Il primo ministro israeliano Benjamin Netanyahu ha respinto la richiesta del gruppo militante palestinese Hamas di porre fine alla guerra a Gaza per raggiungere un accordo di cessate il fuoco. «Lo Stato di Israele non può accettarlo», ha detto. «Non siamo pronti ad accettare una situazione in cui i battaglioni di Hamas escono dai loro bunker, riprendono il controllo di Gaza, ricostruiscono le loro infrastrutture militari e tornano a minacciare i cittadini di Israele», ha detto Netanyahu al governo, secondo una dichiarazione del suo ufficio. «Quando Israele mostra la sua buona volontà, Hamas persiste nelle sue posizioni estreme guidato dalla richiesta del ritiro delle nostre forze dalla Striscia di Gaza, della fine della guerra e del mantenimento di Hamas. Israele non può accettarlo», ha detto Netanyahu durante un Consiglio dei ministri. «Capitolare alle sue richieste - ha aggiunto il premier - significherebbe una terribile sconfitta».

I negoziatori stanno intanto riprendendo i colloqui volti a mediare una pausa nell'offensiva israeliana a Gaza in cambio del rilascio degli ostaggi catturati da Hamas il 7 ottobre. L’ipotesi in discussione prevede una pausa di 40 giorni nei combattimenti durante il rilascio degli ostaggi e il rilascio di un certo numero di prigionieri palestinesi detenuti nelle carceri israeliane.

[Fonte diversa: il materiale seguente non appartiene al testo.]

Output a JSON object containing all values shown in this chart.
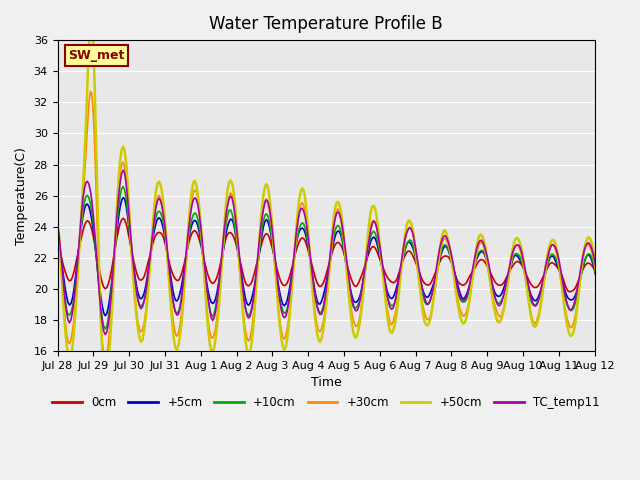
{
  "title": "Water Temperature Profile B",
  "xlabel": "Time",
  "ylabel": "Temperature(C)",
  "ylim": [
    16,
    36
  ],
  "annotation": "SW_met",
  "bg_color": "#e8e8e8",
  "legend_labels": [
    "0cm",
    "+5cm",
    "+10cm",
    "+30cm",
    "+50cm",
    "TC_temp11"
  ],
  "legend_colors": [
    "#cc0000",
    "#0000cc",
    "#00aa00",
    "#ff8800",
    "#cccc00",
    "#aa00aa"
  ],
  "line_widths": [
    1.2,
    1.2,
    1.2,
    1.2,
    1.8,
    1.2
  ],
  "xtick_labels": [
    "Jul 28",
    "Jul 29",
    "Jul 30",
    "Jul 31",
    "Aug 1",
    "Aug 2",
    "Aug 3",
    "Aug 4",
    "Aug 5",
    "Aug 6",
    "Aug 7",
    "Aug 8",
    "Aug 9",
    "Aug 10",
    "Aug 11",
    "Aug 12"
  ],
  "xtick_positions": [
    0,
    24,
    48,
    72,
    96,
    120,
    144,
    168,
    192,
    216,
    240,
    264,
    288,
    312,
    336,
    360
  ]
}
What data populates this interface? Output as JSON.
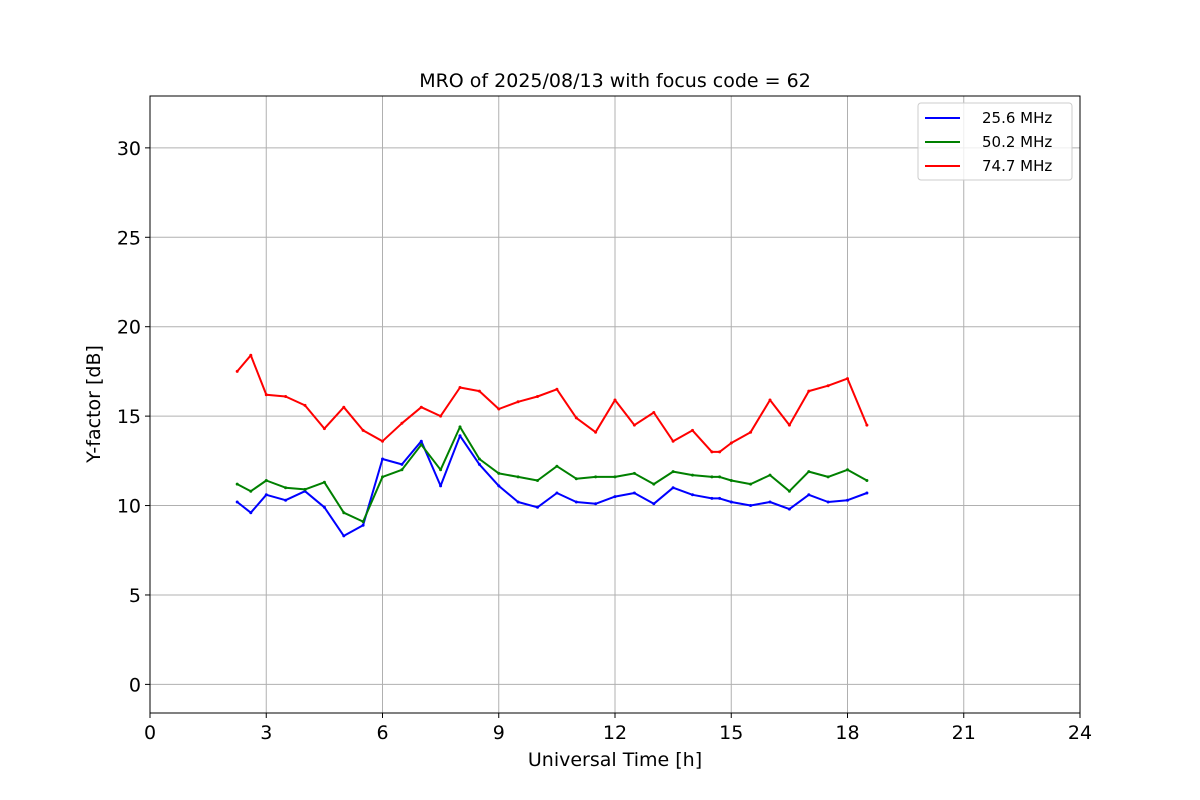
{
  "chart_data": {
    "type": "line",
    "title": "MRO of 2025/08/13 with focus code = 62",
    "xlabel": "Universal Time [h]",
    "ylabel": "Y-factor [dB]",
    "xlim": [
      0,
      24
    ],
    "ylim": [
      -1.6,
      32.9
    ],
    "xticks": [
      0,
      3,
      6,
      9,
      12,
      15,
      18,
      21,
      24
    ],
    "yticks": [
      0,
      5,
      10,
      15,
      20,
      25,
      30
    ],
    "grid": true,
    "legend_position": "top-right",
    "series": [
      {
        "name": "25.6 MHz",
        "color": "#0000ff",
        "x": [
          2.25,
          2.6,
          3.0,
          3.5,
          4.0,
          4.5,
          5.0,
          5.5,
          6.0,
          6.5,
          7.0,
          7.5,
          8.0,
          8.5,
          9.0,
          9.5,
          10.0,
          10.5,
          11.0,
          11.5,
          12.0,
          12.5,
          13.0,
          13.5,
          14.0,
          14.5,
          14.7,
          15.0,
          15.5,
          16.0,
          16.5,
          17.0,
          17.5,
          18.0,
          18.5
        ],
        "y": [
          10.2,
          9.6,
          10.6,
          10.3,
          10.8,
          9.9,
          8.3,
          8.9,
          12.6,
          12.3,
          13.6,
          11.1,
          13.9,
          12.3,
          11.1,
          10.2,
          9.9,
          10.7,
          10.2,
          10.1,
          10.5,
          10.7,
          10.1,
          11.0,
          10.6,
          10.4,
          10.4,
          10.2,
          10.0,
          10.2,
          9.8,
          10.6,
          10.2,
          10.3,
          10.7
        ]
      },
      {
        "name": "50.2 MHz",
        "color": "#008000",
        "x": [
          2.25,
          2.6,
          3.0,
          3.5,
          4.0,
          4.5,
          5.0,
          5.5,
          6.0,
          6.5,
          7.0,
          7.5,
          8.0,
          8.5,
          9.0,
          9.5,
          10.0,
          10.5,
          11.0,
          11.5,
          12.0,
          12.5,
          13.0,
          13.5,
          14.0,
          14.5,
          14.7,
          15.0,
          15.5,
          16.0,
          16.5,
          17.0,
          17.5,
          18.0,
          18.5
        ],
        "y": [
          11.2,
          10.8,
          11.4,
          11.0,
          10.9,
          11.3,
          9.6,
          9.1,
          11.6,
          12.0,
          13.4,
          12.0,
          14.4,
          12.6,
          11.8,
          11.6,
          11.4,
          12.2,
          11.5,
          11.6,
          11.6,
          11.8,
          11.2,
          11.9,
          11.7,
          11.6,
          11.6,
          11.4,
          11.2,
          11.7,
          10.8,
          11.9,
          11.6,
          12.0,
          11.4
        ]
      },
      {
        "name": "74.7 MHz",
        "color": "#ff0000",
        "x": [
          2.25,
          2.6,
          3.0,
          3.5,
          4.0,
          4.5,
          5.0,
          5.5,
          6.0,
          6.5,
          7.0,
          7.5,
          8.0,
          8.5,
          9.0,
          9.5,
          10.0,
          10.5,
          11.0,
          11.5,
          12.0,
          12.5,
          13.0,
          13.5,
          14.0,
          14.5,
          14.7,
          15.0,
          15.5,
          16.0,
          16.5,
          17.0,
          17.5,
          18.0,
          18.5
        ],
        "y": [
          17.5,
          18.4,
          16.2,
          16.1,
          15.6,
          14.3,
          15.5,
          14.2,
          13.6,
          14.6,
          15.5,
          15.0,
          16.6,
          16.4,
          15.4,
          15.8,
          16.1,
          16.5,
          14.9,
          14.1,
          15.9,
          14.5,
          15.2,
          13.6,
          14.2,
          13.0,
          13.0,
          13.5,
          14.1,
          15.9,
          14.5,
          16.4,
          16.7,
          17.1,
          14.5
        ]
      }
    ]
  }
}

Ieri i mediatori del Qatar, dell'Egitto e degli Stati Uniti hanno incontrato una delegazione di Hamas al Cairo e una fonte di Hamas vicina ai negoziati ha detto che oggi ci sarà «un nuovo ciclo» di colloqui. Ciascuna parte ha incolpato l’altra per lo stallo dei negoziati. Un alto funzionario di Hamas che ha insistito ieri sera sul fatto che il gruppo «non avrebbe accettato in nessuna circostanza» una tregua che non includesse esplicitamente la fine completa della guerra, compreso il ritiro di Israele da Gaza. Il funzionario, che ha chiesto di restare anonimo, ha condannato gli sforzi israeliani per ottenere un accordo sul rilascio degli ostaggi «senza collegarlo alla fine dell’aggressione a Gaza».

Ha accusato Netanyahu di «ostacolare personalmente» gli sforzi per raggiungere una tregua a causa di «interessi personali». Dall'altra parte, un alto funzionario israeliano aveva detto in precedenza che Hamas «sta ostacolando la possibilità di raggiungere un accordo» rifiutandosi di rinunciare alla sua richiesta di porre fine alla guerra. Nonostante mesi di tentativi della diplomazia, i mediatori non sono riusciti ad arrivare a una nuova tregua come quella di una settimana che ha permesso il rilascio di 105 ostaggi lo scorso novembre in cambio di detenuti palestinesi nelle carceri di Israele.

Il funzionario israeliano ha detto che una delegazione sarà inviata al Cairo solo se ci saranno segnali positivi sul quadro proposto. Sulle trattative pesa la prospettiva di un prossimo attacco israeliano a Rafah, dove secondo l’Oms si rifugiano 1,2 milioni di palestinesi provenienti dal Nord della Striscia, quasi metà dell'intera popolazione del territorio palestinese.

Sabato notte in tutto Israele si sono svolte proteste contro il governo e a sostegno del rilascio degli ostaggi, dopo le notizie di un potenziale accordo con Hamas. Decine di migliaia di persone sono scese in strada nelle principali città israeliane, dove i manifestanti hanno anche chiesto elezioni anticipate. Durante una manifestazione a Gerusalemme, il padre dell’ostaggio israelo-americano Hersh Goldberg-Polin ha detto: «I politici devono ricordare che stiamo combattendo per persone vere».